Imagine getting open heart surgery, your chest is open, and doctors start arguing over the best methodology to do it.

This is exactly why software engineering needs to professionalize.

I don't see developers always having more leverage than their business counterparts. Really, I'd love to see developers wholly accountable to their peers, along with some sort of entrance exam. I think the world at large would take developers a bit more seriously.

This is not a fair analogy. Open heart surgery is a repetitive and well-defined procedure with clear goals and context. Software Engineering is a complex and creative endeavour where individual talent makes a big difference. There is no methodology that will help a mediocre writer produce a great novel. It takes skill and talent.
It does, and it has for quite some time: http://www.computer.org/portal/web/swebok
OMG. I just hope you are being sarcastic.
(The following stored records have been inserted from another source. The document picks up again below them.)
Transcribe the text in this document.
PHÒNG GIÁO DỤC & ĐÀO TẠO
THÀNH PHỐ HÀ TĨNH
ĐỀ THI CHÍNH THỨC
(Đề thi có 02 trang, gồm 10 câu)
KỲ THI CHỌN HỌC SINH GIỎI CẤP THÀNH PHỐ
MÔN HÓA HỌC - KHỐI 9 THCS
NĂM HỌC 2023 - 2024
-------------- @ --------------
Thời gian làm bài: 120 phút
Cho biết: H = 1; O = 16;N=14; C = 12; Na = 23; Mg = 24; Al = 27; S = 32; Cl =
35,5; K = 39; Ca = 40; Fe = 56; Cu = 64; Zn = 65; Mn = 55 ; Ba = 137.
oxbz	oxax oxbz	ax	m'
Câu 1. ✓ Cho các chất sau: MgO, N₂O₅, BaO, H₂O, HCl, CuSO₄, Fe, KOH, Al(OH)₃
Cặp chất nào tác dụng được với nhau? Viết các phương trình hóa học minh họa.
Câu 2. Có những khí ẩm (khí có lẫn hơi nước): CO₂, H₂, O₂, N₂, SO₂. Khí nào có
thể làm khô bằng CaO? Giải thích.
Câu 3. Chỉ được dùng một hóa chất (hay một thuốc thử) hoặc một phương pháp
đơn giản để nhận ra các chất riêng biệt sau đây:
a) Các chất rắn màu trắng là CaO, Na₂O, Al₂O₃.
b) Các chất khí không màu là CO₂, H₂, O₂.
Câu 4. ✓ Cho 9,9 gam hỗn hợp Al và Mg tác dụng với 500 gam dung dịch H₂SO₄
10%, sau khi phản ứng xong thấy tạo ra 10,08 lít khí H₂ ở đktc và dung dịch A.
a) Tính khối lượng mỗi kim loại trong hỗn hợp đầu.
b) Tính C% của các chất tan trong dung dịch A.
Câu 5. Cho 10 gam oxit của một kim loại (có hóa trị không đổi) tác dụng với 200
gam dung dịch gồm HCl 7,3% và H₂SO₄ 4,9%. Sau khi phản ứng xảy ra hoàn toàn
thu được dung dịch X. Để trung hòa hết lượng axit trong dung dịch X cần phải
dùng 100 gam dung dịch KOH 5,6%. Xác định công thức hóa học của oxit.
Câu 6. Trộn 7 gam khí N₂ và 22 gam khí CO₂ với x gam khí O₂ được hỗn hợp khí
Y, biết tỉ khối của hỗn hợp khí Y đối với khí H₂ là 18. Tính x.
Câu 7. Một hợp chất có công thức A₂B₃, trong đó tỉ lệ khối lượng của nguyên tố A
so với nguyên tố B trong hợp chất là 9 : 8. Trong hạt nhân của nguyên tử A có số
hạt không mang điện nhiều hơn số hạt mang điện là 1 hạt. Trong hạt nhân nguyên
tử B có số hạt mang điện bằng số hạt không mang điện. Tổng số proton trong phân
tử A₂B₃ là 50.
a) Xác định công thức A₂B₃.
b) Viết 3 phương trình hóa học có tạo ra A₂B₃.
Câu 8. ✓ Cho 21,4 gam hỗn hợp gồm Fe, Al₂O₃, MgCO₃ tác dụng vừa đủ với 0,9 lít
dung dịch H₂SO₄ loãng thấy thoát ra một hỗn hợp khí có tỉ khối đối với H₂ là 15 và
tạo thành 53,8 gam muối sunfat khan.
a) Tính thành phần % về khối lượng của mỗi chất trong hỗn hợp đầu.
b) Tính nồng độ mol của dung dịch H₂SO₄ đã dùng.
That's everything we are complaining about right there on the index.

No sarcasm intended. You don't have to agree with SEI or IEEE, but the complaint was that there wasn't an organized body of knowledge. My response was to show that there is.

I'd be interested in knowing what you find so objectionable about SWEBOK.

Actually, there are surprisingly large and persistent differences between hospitals in their complication rates for various surgeries. It is fueling a debate about how to evaluate them and how to promote the methodologies of the more effective places. Not really all that different from the software industry.